8.0pm  BBC1 Holby City
    To be fair, there is an equitable distribution of the responsible jobs (a better balance than in real life, I suspect). Connie, a surgeon (of whom only 4% are actually female) is good at her job and (mostly) highly respected in Holby General (BRI), managing to combine single motherhood with a heavy schedule. She has her faults and, in this episode, we see her as a not very loving daughter who has not even told her dying Pa that he is a grandfather.  At the eleventh hour she pulls a few strings to ensure his last hours are more comfortable, in her own hospital.  Holby City
does at least ensure that women are represented at all levels, even senior management. Again, this may be a strategy for providing more acting jobs for women (a worthy motive) and adding glamour to what could be a very unglamorous workplace.  I’m always astonished at how far necklines can plunge, especially when  practical, cover-up clothing would seem a must in the context of a hospital. On the other hand, it would do women a disservice and harm recruitment if nurses and medics had a dowdy image.
    The programme tries to deal with contemporary problems and concerns, social, psychological and emotional. There are some very nasty people out there who seem to talk to staff just how they want, which, we are told, reflects reality. Gender equality is followed through in that the women are quite as nasty, sometimes nastier, than the men.

9pm BBC2  Paris
    A truly feisty
French presenter, Sandrine Voillet, shows us a more interesting, alternative side to the City of Light. The majority of commentators on this type of programme are men, so it is good to see a woman doing the job so well. And she’s got a big nose!

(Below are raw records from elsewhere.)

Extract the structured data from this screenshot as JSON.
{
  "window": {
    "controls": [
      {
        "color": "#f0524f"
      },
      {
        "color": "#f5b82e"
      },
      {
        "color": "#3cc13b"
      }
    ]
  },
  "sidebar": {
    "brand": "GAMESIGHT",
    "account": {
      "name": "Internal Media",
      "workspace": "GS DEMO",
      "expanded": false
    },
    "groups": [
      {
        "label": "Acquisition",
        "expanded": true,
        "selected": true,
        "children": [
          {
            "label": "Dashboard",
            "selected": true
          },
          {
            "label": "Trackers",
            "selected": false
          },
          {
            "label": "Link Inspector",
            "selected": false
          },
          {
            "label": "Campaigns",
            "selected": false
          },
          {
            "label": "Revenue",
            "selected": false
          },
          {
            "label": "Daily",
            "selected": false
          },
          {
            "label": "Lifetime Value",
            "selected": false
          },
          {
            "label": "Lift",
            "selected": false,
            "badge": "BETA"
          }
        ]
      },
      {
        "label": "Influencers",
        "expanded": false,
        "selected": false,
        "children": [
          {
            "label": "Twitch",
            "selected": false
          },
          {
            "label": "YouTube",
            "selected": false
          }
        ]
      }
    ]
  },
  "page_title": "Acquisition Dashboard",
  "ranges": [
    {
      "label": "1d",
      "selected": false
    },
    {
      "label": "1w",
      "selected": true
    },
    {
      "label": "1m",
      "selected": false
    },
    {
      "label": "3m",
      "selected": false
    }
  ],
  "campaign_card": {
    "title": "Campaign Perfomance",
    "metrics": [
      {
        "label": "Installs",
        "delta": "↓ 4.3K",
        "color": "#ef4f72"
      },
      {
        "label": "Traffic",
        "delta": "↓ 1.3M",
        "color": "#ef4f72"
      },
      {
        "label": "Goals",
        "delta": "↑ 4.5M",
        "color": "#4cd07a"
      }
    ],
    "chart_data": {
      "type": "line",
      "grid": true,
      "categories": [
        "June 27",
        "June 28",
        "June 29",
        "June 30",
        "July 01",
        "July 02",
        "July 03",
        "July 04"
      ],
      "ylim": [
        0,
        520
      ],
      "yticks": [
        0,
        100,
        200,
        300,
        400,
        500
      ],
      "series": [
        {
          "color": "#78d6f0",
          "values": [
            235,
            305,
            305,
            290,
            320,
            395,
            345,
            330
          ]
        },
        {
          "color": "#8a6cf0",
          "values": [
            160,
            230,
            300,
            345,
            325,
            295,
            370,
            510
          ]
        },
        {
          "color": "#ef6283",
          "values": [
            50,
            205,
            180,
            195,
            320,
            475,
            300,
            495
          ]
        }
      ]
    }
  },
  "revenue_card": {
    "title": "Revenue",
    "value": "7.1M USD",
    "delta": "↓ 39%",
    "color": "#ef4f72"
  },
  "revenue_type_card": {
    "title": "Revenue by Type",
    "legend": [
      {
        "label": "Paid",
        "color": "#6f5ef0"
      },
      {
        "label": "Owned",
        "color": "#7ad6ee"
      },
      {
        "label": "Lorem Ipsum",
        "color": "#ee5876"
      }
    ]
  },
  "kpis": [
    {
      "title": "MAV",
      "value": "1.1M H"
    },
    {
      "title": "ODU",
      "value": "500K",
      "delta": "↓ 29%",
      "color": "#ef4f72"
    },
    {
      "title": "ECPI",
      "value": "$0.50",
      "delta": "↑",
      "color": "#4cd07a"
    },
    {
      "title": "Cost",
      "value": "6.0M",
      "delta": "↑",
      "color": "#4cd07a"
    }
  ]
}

10.00pm BBC2 Sensitive Skin  
    I read a review of this, by a man, who could not praise it too highly. In my opinion it is pretentious rubbish, almost redeemed, but not quite, by the inclusion of some good actors.  Joanna Lumley is always watchable; in this series she is somewhat untypical of the many 60+ lone women, widowed or otherwise, who form a substantial part of the population, in that there is no shortage of friends and admirers looking out for her. No wonder, since she looks nearer forty and can afford the clothes, make-up, beauty treatments that are required to enhance the look.  Maureen Lipman , ‘guesting’,  plays a stereotypical, strident feminist – American to boot - the sort that gives Feminism a bad name.  It is made clear that it is she who wears the trousers in her household and her husband may just be getting tired of this. Oozing confidence at the start, she ends up cringing and kneeling on the floor practically licking his boots, ready to sign up as a Stepford wife if that will get him back.  What does this tell us about assertive women? What is it trying to tell us about the ‘real’ nature of women?

I’m afraid this was as much as I could watch. Should have liked to see Star Stories: Madonna The Wife’s Life – a film by Guy Ritchie just to check that his films aren’t as bad as they’re said to be, but it was way past my bed-time.